Les abords vasculaires doivent répondre à plusieurs critères :
-
site d’implantation propre pour limiter l’infection
-
site d’implantation confortable pour préserver l’autonomie et la mobilité du patient
-
biocompatibilité suffisante pour prévenir les complications infectieuses et
thrombotiques
-
préservation du capital vasculaire
-
obtention d’un haut débit et d’une faible recirculation
-
facilité et sécurité lors de la mise en place.
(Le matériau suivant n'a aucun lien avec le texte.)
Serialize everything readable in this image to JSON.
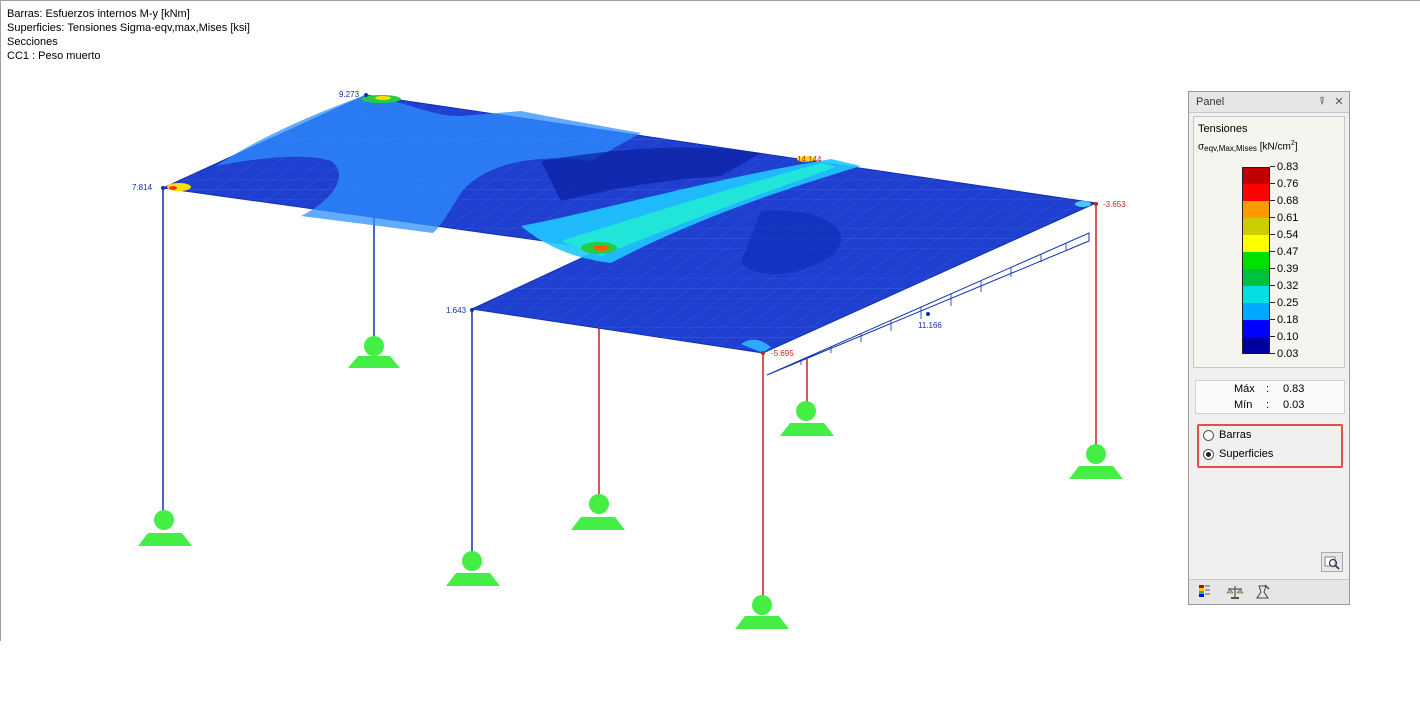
{
  "info": {
    "line1": "Barras: Esfuerzos internos M-y [kNm]",
    "line2": "Superficies: Tensiones Sigma-eqv,max,Mises [ksi]",
    "line3": "Secciones",
    "line4": "CC1 : Peso muerto"
  },
  "labels": {
    "v1": "9.273",
    "v2": "7.814",
    "v3": "1.643",
    "v4": "-3.653",
    "v5": "-5.695",
    "v6": "11.166",
    "v7": "14.144"
  },
  "panel": {
    "title": "Panel",
    "pin_icon": "pin-icon",
    "close_icon": "close-icon",
    "heading": "Tensiones",
    "quantity_symbol": "σ",
    "quantity_sub": "eqv,Max,Mises",
    "quantity_unit": "[kN/cm",
    "quantity_unit_exp": "2",
    "quantity_unit_close": "]",
    "legend": [
      {
        "value": "0.83",
        "color": "#c00000"
      },
      {
        "value": "0.76",
        "color": "#ff0000"
      },
      {
        "value": "0.68",
        "color": "#ff9900"
      },
      {
        "value": "0.61",
        "color": "#cccc00"
      },
      {
        "value": "0.54",
        "color": "#ffff00"
      },
      {
        "value": "0.47",
        "color": "#00e000"
      },
      {
        "value": "0.39",
        "color": "#00c040"
      },
      {
        "value": "0.32",
        "color": "#00e0e0"
      },
      {
        "value": "0.25",
        "color": "#00a8ff"
      },
      {
        "value": "0.18",
        "color": "#0000ff"
      },
      {
        "value": "0.10",
        "color": "#0000a0"
      }
    ],
    "legend_bottom_value": "0.03",
    "max_label": "Máx",
    "max_value": "0.83",
    "min_label": "Mín",
    "min_value": "0.03",
    "separator": ":",
    "radio_bars": "Barras",
    "radio_surfaces": "Superficies",
    "selected": "Superficies"
  },
  "colors": {
    "slab": "#1a40d8",
    "column_blue": "#1030b0",
    "column_red": "#cc2020",
    "support": "#4cff4c",
    "highlight": "#e0504a"
  }
}
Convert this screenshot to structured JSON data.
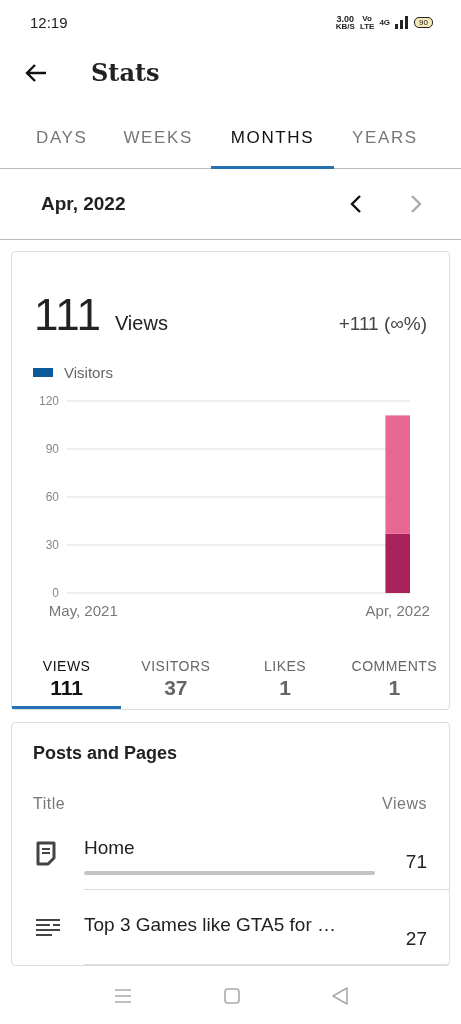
{
  "status_bar": {
    "time": "12:19",
    "speed": "3.00",
    "speed_unit": "KB/S",
    "volte_top": "Vo",
    "volte_bottom": "LTE",
    "network": "4G",
    "battery": "90"
  },
  "header": {
    "title": "Stats"
  },
  "tabs": [
    {
      "label": "DAYS",
      "selected": false
    },
    {
      "label": "WEEKS",
      "selected": false
    },
    {
      "label": "MONTHS",
      "selected": true
    },
    {
      "label": "YEARS",
      "selected": false
    }
  ],
  "period": {
    "label": "Apr, 2022",
    "prev_enabled": true,
    "next_enabled": false
  },
  "overview": {
    "total": "111",
    "unit": "Views",
    "change": "+111 (∞%)",
    "legend": "Visitors",
    "chart_data": {
      "type": "bar",
      "stacked": true,
      "grid": true,
      "categories": [
        "May, 2021",
        null,
        null,
        null,
        null,
        null,
        null,
        null,
        null,
        null,
        null,
        "Apr, 2022"
      ],
      "ylim": [
        0,
        120
      ],
      "yticks": [
        0,
        30,
        60,
        90,
        120
      ],
      "series": [
        {
          "color": "#a8225c",
          "values": [
            0,
            0,
            0,
            0,
            0,
            0,
            0,
            0,
            0,
            0,
            0,
            37
          ]
        },
        {
          "color": "#e96893",
          "values": [
            0,
            0,
            0,
            0,
            0,
            0,
            0,
            0,
            0,
            0,
            0,
            74
          ]
        }
      ]
    },
    "metrics": [
      {
        "label": "VIEWS",
        "value": "111",
        "selected": true
      },
      {
        "label": "VISITORS",
        "value": "37",
        "selected": false
      },
      {
        "label": "LIKES",
        "value": "1",
        "selected": false
      },
      {
        "label": "COMMENTS",
        "value": "1",
        "selected": false
      }
    ]
  },
  "posts": {
    "title": "Posts and Pages",
    "col_title": "Title",
    "col_views": "Views",
    "rows": [
      {
        "kind": "page",
        "title": "Home",
        "views": "71"
      },
      {
        "kind": "post",
        "title": "Top 3 Games like GTA5 for …",
        "views": "27"
      }
    ]
  }
}
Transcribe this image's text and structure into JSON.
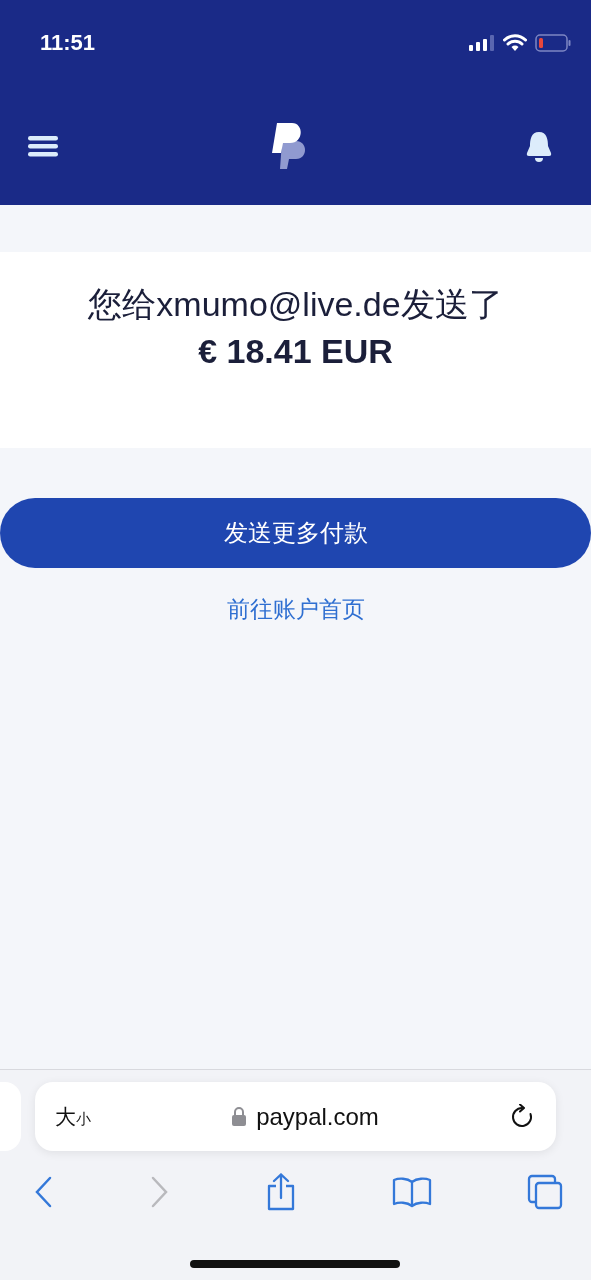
{
  "status_bar": {
    "time": "11:51"
  },
  "confirmation": {
    "message": "您给xmumo@live.de发送了",
    "amount": "€ 18.41 EUR"
  },
  "primary_button": {
    "label": "发送更多付款"
  },
  "link": {
    "label": "前往账户首页"
  },
  "browser": {
    "text_size": {
      "large": "大",
      "small": "小"
    },
    "url": "paypal.com",
    "toolbar": [
      {
        "kind": "back",
        "disabled": false
      },
      {
        "kind": "forward",
        "disabled": true
      },
      {
        "kind": "share",
        "disabled": false
      },
      {
        "kind": "bookmarks",
        "disabled": false
      },
      {
        "kind": "tabs",
        "disabled": false
      }
    ]
  }
}
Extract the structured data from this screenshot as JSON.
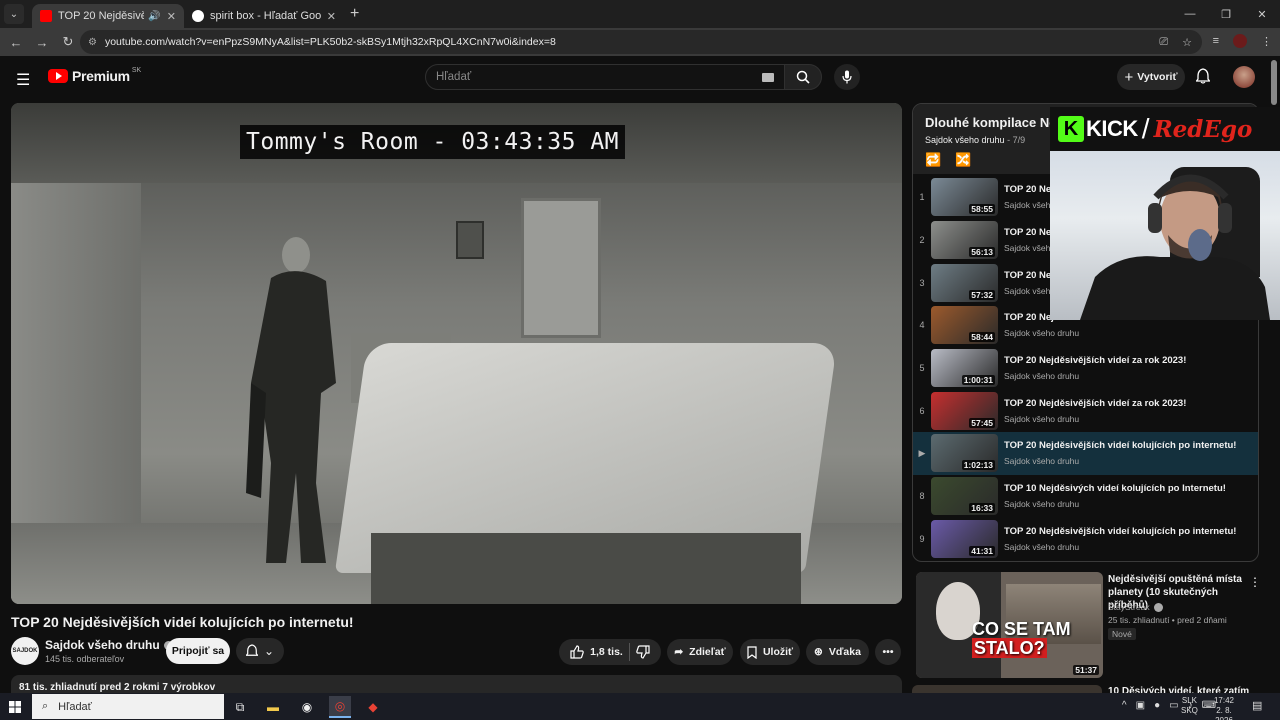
{
  "browser": {
    "tabs": [
      {
        "title": "TOP 20 Nejděsivějších vide",
        "active": true
      },
      {
        "title": "spirit box - Hľadať Googlom",
        "active": false
      }
    ],
    "url": "youtube.com/watch?v=enPpzS9MNyA&list=PLK50b2-skBSy1Mtjh32xRpQL4XCnN7w0i&index=8"
  },
  "header": {
    "logo_text": "Premium",
    "region": "SK",
    "search_placeholder": "Hľadať",
    "create_label": "Vytvoriť"
  },
  "video": {
    "osd_text": "Tommy's Room - 03:43:35 AM",
    "title": "TOP 20 Nejděsivějších videí kolujících po internetu!",
    "channel": "Sajdok všeho druhu",
    "channel_avatar_text": "SAJDOK",
    "subscribers": "145 tis. odberateľov",
    "join_label": "Pripojiť sa",
    "likes": "1,8 tis.",
    "share_label": "Zdieľať",
    "save_label": "Uložiť",
    "thanks_label": "Vďaka",
    "description_meta": "81 tis. zhliadnutí  pred 2 rokmi  7 výrobkov"
  },
  "playlist": {
    "title": "Dlouhé kompilace Ne",
    "channel": "Sajdok všeho druhu",
    "position": "7/9",
    "items": [
      {
        "index": "1",
        "title": "TOP 20 Nejd",
        "channel": "Sajdok všeho",
        "duration": "58:55",
        "thumb": "#7b8a96"
      },
      {
        "index": "2",
        "title": "TOP 20 Nejd",
        "channel": "Sajdok všeho",
        "duration": "56:13",
        "thumb": "#8d8f8c"
      },
      {
        "index": "3",
        "title": "TOP 20 Nejd",
        "channel": "Sajdok všeho",
        "duration": "57:32",
        "thumb": "#6e7d85"
      },
      {
        "index": "4",
        "title": "TOP 20 Nejd",
        "channel": "Sajdok všeho druhu",
        "duration": "58:44",
        "thumb": "#9c5a2c"
      },
      {
        "index": "5",
        "title": "TOP 20 Nejděsivějších videí za rok 2023!",
        "channel": "Sajdok všeho druhu",
        "duration": "1:00:31",
        "thumb": "#b9bcc6"
      },
      {
        "index": "6",
        "title": "TOP 20 Nejděsivějších videí za rok 2023!",
        "channel": "Sajdok všeho druhu",
        "duration": "57:45",
        "thumb": "#c62f2f"
      },
      {
        "index": "▶",
        "title": "TOP 20 Nejděsivějších videí kolujících po internetu!",
        "channel": "Sajdok všeho druhu",
        "duration": "1:02:13",
        "thumb": "#5c6b70",
        "current": true
      },
      {
        "index": "8",
        "title": "TOP 10 Nejděsivých videí kolujících po Internetu!",
        "channel": "Sajdok všeho druhu",
        "duration": "16:33",
        "thumb": "#3b4a2e"
      },
      {
        "index": "9",
        "title": "TOP 20 Nejděsivějších videí kolujících po internetu!",
        "channel": "Sajdok všeho druhu",
        "duration": "41:31",
        "thumb": "#6a5aa8"
      }
    ]
  },
  "overlay": {
    "kick_k": "K",
    "kick_word": "KICK",
    "slash": "/",
    "streamer": "RedEgo"
  },
  "recommendation": {
    "title": "Nejděsivější opuštěná místa planety (10 skutečných příběhů)",
    "channel": "StayStreak",
    "meta": "25 tis. zhliadnutí • pred 2 dňami",
    "badge": "Nové",
    "duration": "51:37",
    "thumb_line1": "CO SE TAM",
    "thumb_line2": "STALO?",
    "next_title": "10 Děsivých videí, které zatím"
  },
  "taskbar": {
    "search_placeholder": "Hľadať",
    "lang_line1": "SLK",
    "lang_line2": "SKQ",
    "time": "17:42",
    "date": "2. 8. 2026"
  }
}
1°) Les différents types de cathéters
Les cathéters temporaires d’EER ont bénéficié d’importants progrès tant sur leur
présentation que sur l’optimisation de leurs modalités d’utilisation. Nous disposons
actuellement de cathéters rigides à ne plus utiliser et de cathéters semi-rigides et souples à
double lumière permettant de fonctionner avec une seule pompe à sang, de longueur variable,
adaptée à tous les sites de ponction (15-16 cm, 20 cm, 24-25 cm, 28-30 cm).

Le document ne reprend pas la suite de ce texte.